A numerical study of a mantle plume beneath the Tharsis Rise: Reconciling dynamic uplift and lithospheric support models

The Tharsis Rise is an area of extensive volcanism containing the most significant long‐wavelength topographic and areoid anomalies on Mars. The mechanism for supporting this large topographic expression and correlating areoid remains controversial. The two main competing ideas are dynamic support by a deep, mantle plume and a volcanically constructed lithosphere followed by lithospheric flexure. While both of these models, separately, can account for specific features of Tharsis, neither explain its entirety. Most of the support of the Tharsis topographic anomaly is best explained by a volcanic structure modifying the lithosphere. However, this raises the important question of the origin of the heat source for volcanic construction, leading to possible small‐scale convection. This demonstrates that the remaining topography and areoid not accounted for in lower end‐members of volcanically constructed surface loads is consistent with a deeper, mantle plume source.

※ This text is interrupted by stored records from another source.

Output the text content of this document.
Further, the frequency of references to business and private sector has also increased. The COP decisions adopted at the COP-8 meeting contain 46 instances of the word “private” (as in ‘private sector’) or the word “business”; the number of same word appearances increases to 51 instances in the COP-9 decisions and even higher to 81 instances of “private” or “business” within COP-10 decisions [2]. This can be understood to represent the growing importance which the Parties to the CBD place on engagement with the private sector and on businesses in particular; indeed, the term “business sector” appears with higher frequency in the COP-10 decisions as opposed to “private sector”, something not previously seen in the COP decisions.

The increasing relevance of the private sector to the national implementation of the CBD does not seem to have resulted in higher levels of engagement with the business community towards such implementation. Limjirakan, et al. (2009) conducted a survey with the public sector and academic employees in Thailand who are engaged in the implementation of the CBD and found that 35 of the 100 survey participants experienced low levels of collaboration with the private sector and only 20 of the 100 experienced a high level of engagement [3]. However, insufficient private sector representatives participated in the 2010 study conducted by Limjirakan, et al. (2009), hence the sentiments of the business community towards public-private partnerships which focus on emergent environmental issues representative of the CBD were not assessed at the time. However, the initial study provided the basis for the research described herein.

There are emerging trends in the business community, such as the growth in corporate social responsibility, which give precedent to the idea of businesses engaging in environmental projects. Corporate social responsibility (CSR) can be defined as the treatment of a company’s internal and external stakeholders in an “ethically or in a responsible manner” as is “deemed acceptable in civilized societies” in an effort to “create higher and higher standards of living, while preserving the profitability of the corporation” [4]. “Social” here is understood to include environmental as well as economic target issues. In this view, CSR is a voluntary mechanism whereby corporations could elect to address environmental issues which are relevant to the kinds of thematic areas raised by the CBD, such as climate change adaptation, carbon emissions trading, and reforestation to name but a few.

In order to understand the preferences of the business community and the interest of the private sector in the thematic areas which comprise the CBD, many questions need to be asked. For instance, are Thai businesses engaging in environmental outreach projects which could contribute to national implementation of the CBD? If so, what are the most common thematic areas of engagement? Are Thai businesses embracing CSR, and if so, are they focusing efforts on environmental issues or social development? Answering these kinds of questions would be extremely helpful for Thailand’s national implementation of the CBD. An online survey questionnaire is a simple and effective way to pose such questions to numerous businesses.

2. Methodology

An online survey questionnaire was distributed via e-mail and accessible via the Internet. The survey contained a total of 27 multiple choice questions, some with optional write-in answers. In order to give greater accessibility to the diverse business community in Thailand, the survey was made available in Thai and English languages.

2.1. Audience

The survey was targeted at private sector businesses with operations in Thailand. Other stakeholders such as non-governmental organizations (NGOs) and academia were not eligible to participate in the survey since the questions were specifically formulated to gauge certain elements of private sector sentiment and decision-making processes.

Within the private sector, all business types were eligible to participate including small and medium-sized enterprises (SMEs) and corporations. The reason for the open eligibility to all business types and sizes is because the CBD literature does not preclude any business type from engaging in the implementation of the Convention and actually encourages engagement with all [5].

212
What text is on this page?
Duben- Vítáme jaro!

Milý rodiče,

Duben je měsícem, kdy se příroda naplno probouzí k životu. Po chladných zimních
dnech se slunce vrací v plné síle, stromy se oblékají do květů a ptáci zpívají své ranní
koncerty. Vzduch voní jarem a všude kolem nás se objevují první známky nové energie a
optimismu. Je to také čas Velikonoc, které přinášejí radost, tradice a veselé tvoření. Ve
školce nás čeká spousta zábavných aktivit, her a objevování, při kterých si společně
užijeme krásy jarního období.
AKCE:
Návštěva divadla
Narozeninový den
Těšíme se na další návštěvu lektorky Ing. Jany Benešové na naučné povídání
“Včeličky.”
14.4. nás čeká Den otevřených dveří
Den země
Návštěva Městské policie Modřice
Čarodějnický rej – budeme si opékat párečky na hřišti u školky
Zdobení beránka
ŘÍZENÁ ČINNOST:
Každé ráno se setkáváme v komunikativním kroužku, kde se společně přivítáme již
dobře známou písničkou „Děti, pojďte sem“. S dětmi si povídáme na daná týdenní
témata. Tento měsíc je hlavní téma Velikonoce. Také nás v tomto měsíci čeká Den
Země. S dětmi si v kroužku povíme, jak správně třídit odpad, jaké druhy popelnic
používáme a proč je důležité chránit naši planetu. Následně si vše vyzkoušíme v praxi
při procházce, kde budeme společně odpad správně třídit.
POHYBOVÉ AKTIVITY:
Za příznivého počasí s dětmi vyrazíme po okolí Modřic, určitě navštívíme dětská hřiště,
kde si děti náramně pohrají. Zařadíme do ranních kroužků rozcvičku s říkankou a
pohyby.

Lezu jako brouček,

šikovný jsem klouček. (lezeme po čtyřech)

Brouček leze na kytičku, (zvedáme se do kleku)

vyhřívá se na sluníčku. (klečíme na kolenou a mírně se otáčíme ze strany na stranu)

Our results show we can produce about 15% and 18% of the total Tharsis long‐wavelength areoid and topography anomaly with a plume forming in a strong, temperature‐dependent rheology. Additionally, our plume model has a 165 km thick rheological lithosphere (within the range for present‐day estimates on Mars) and generates about 1% partial melting, more than sufficient to provide a heat source for recent volcanism. This implies both a model with dynamic support from a plume and a volcanically constructed lithosphere not only can coexist but offer an explanation for both the surface anomalies and heat needed for the minor amount of recent volcanic activity at Tharsis Rise.